I can't recall how I started writing in journals. It's likely that my parents bought me a cute, pink, girly notebook when I was a kid. The kind with scented pages, accompanied by a little golden lock and key. I began writing on an almost daily basis. I wrote about my days in school, how I worried about the upcoming Maths test, how I wanted to get into the school's badminton team etc. It all seems so trivial now, sometimes funny, sometimes cringeworthy, but they were HUGE issues to me back then.
As I became older, I continued writing but less often (there are just more and more things swallowing one's time). But I always made it a point to note significant events or those that meant something to me. I guess it stems from a want to preserve them, even the details, on paper, afraid that my own memory would fade with time. Having these documented, it's fun flipping through the pages once in a blue moon and have the scenes re-enacted in my head. I would take a look at myself then. How much have I changed? How am I still the same?

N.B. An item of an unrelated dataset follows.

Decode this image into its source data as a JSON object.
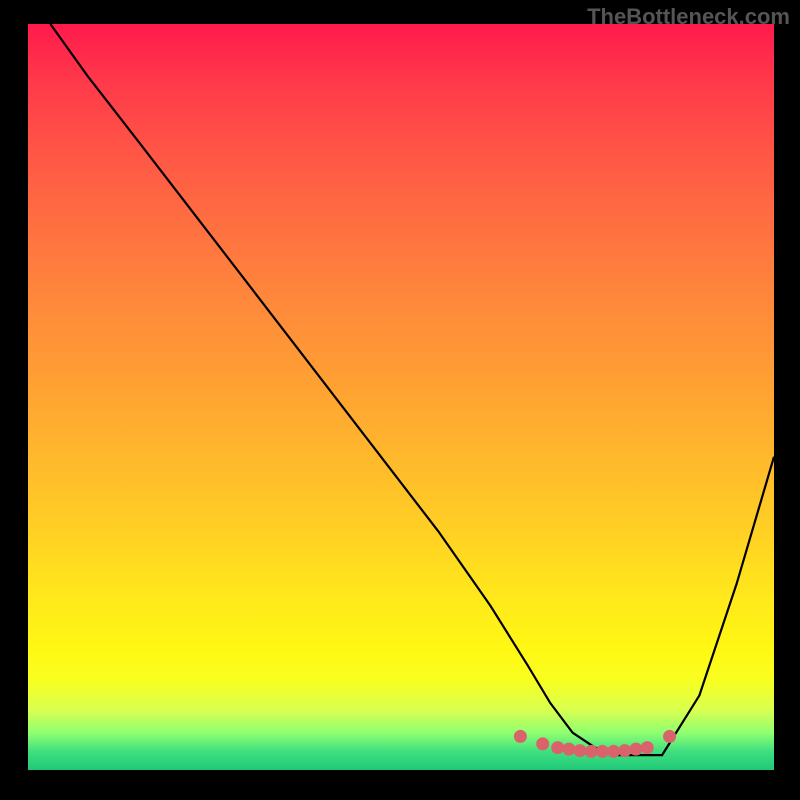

Check out these traveller's journals from Casual Poet. Can't wait to lay my hands on them and feel the texture of the paper (yes, I'm crazy about paper). How nice to be sitting in an alfresco cafe in Paris on a nice sunny morning, sipping coffee/tea. A pen in my hand, this gorgeous Paris journal on the table. Watching the world go by...
I don't find that all books have to be a journal. I use my books to write all sorts of things in them. My thoughts and inspirations, my dreams and aspirations, and even my disappointments. Those are beautiful journals.